Para Carlos Nascimento, o desporto universitário português tem originado “grandes progressos”. Foto: Pedro Valente Lima

Apesar destas dificuldades, Sofia Rios garante que a Universidade do Porto tem dado apoio ao projeto da equipa feminina. O estatuto estudante-atleta confere às jogadoras condições extraordinárias, como a possibilidade de realizar exames em épocas especiais. Tudo para aumentar o foco com a bola nos pés. “Cada vez mais as universidades percebem perfeitamente a importância do desporto universitário. No caso dos alunos da UP conseguem ainda mais facilitar esse processo”, confirma o dirigente da comitiva que representa a maior faculdade do país.

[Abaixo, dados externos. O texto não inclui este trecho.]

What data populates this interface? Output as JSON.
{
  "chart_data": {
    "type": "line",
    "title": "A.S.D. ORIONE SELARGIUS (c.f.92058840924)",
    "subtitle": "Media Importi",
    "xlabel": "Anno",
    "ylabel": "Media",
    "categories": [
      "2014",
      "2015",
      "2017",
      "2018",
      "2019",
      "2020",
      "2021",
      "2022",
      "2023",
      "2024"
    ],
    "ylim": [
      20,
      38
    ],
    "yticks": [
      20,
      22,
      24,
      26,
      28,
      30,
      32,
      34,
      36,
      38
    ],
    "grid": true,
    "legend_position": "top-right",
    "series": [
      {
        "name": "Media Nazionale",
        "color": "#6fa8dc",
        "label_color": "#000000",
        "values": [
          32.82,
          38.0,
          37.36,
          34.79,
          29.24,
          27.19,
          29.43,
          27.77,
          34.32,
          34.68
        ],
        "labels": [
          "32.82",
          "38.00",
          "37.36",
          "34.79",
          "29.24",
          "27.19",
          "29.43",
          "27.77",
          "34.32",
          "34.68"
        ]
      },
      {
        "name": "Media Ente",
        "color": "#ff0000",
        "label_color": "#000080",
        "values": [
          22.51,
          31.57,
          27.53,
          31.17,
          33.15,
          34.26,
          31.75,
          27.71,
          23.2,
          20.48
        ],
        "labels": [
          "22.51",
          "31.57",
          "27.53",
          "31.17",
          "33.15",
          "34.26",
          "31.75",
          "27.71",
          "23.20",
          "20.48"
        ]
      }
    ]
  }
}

Sofia Rios espreita o olhar à conquista de medalhas no Europeu Universitário. Foto: Pedro Valente Lima

A modalidade navega para bom porto, mas ainda existem tormentas a desmistificar. Sofia aponta o dedo às díspares apostas nos quadros masculino e feminino: “Os clubes grandes que já existem não disponibilizam os apoios que dão ao [setor] masculino. Qualquer clube distrital ou sénior da terceira [divisão] nacional recebe ajudas de custo. Na maior parte deles, as raparigas jogam por amor à camisola, excetuando alguns casos ou algumas equipas que recebem mais”, destaca. A jogadora disputa futebol federado há sete anos e reivindica uma maior valorização da variante feminina, que ainda devaneia pelas marés da precariedade: “Financeiramente, é preciso apostas. Começa a haver muita gente com formação, mas acaba por sair da área, porque não consegue viver disto”.

“Não nos podemos comparar com algumas equipas que aqui estão”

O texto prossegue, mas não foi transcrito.